人々の悲鳴、阿鼻叫喚が絶え間なく続く。
ここはソローンが本拠にしていた街から更に海を隔てた南東に位置する大陸、ヴァサゴに支配されたソローンはその魔導の力を闇雲に破壊に費やしていた。
町が、街が崩れていく。そこに住む人々が死に絶えていく。
『ほっほっほ。愉快、痛快、おまけに懐が暖まるとは正に至福の時が訪れたのう。 どうしたのだ?猫頭よ』
『・・・・・・ 簡単過ぎる、あの伝説のホムンクルスがこうも簡単にヴァサゴの手に堕ちるなど』
『そうは言てもなあ、猫頭よ。
それならば我らがヴァサゴの後塵を拝したことこそ信じられない不運、悪運、悲運極まりないことぞ、そう思わぬか人頭よ』
『そうよな、我らに運が無かっただけよ。
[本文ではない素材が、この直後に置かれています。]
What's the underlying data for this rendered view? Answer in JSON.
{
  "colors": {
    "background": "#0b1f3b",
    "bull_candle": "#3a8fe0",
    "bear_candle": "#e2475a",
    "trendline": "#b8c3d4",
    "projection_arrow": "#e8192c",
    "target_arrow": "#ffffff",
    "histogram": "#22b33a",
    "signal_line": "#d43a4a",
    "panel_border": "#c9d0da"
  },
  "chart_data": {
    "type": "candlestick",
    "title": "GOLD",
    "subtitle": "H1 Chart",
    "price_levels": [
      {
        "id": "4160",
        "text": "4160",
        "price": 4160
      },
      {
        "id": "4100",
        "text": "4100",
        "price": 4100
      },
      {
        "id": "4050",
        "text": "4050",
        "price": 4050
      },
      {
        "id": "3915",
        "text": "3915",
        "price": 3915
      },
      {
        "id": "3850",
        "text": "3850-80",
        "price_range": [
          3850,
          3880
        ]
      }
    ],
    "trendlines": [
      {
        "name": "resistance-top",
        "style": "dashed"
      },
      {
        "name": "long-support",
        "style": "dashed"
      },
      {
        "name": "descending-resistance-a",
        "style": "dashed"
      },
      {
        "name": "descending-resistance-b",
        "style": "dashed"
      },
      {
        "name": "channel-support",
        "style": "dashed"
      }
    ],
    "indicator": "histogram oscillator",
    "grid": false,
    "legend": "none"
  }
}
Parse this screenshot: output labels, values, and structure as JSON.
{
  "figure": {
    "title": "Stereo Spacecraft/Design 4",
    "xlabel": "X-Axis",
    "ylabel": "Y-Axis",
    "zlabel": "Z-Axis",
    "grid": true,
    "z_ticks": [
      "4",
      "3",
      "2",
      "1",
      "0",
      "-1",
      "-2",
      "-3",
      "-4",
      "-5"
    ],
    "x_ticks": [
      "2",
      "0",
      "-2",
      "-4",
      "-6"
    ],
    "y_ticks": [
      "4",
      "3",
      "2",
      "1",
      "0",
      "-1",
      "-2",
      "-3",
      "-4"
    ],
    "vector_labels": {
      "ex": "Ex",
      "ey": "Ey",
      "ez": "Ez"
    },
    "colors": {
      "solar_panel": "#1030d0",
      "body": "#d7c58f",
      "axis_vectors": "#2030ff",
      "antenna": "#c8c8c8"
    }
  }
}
何も不思議がることはない、武運拙くは武人の定めよ。
次の機会を逃さぬよう、居眠りなどしてくれるなよ猫頭!』
『くっ、何かがおかしい。何かが気に喰わぬ。
ええい、腹立たしい。むざむざとヴァサゴごときの軍門に下りおって見掛け倒しのホムンクルスめぇ!』
『・・・・・・』
勇敢な兵士の集団が果敢にホムンクルスに向けて攻撃を仕掛けたが全て翻弄され、撃ち返され、あるいはより強力な魔道の洗礼を受けて打倒されていった。
人々の悲嘆、無念、恐怖、怒りが全て変換されて地獄の軍団の宝物庫にうず高く積まれていった。
(ま、マスターは狡いです。ずっと一緒だと仰っていたのに、それなのに突然いなくなってしまって・・・・・・ )
『ええい、鬱陶しい、轟雷! 業火! 極寒風!』
(こんな国など、滅んでしまえ。燃えてしまえ、いや、焦げ臭いから凍ってしまえ!)
平和に暮らしていた人々の安寧は、突如現れた災害によってあっけなく崩壊していった。
(ええい、いっそこの国ごと切り刻んで沈めてしまおうか?
とりあえず、山よ在れ、真っ赤に燃えて溶けた岩クズを撒き散らせてみるか)
『地獄の焦土と化せ、溶岩を振り撒け!』
逃げまどう住民に燃える岩や灰が降り注ぎ、避難しようにも溶岩に道は分断されパニックに陥った者たちが川に飛び込んでいった。
それはほんの一時焦土の熱さを忘れさせてくれたが、容赦なく川に流れ込む溶岩によって蒸し焼きにされ、その苦痛に満ちた生涯を閉じていくのだった。
「おいおい、何をそんなに拗ねているんだ。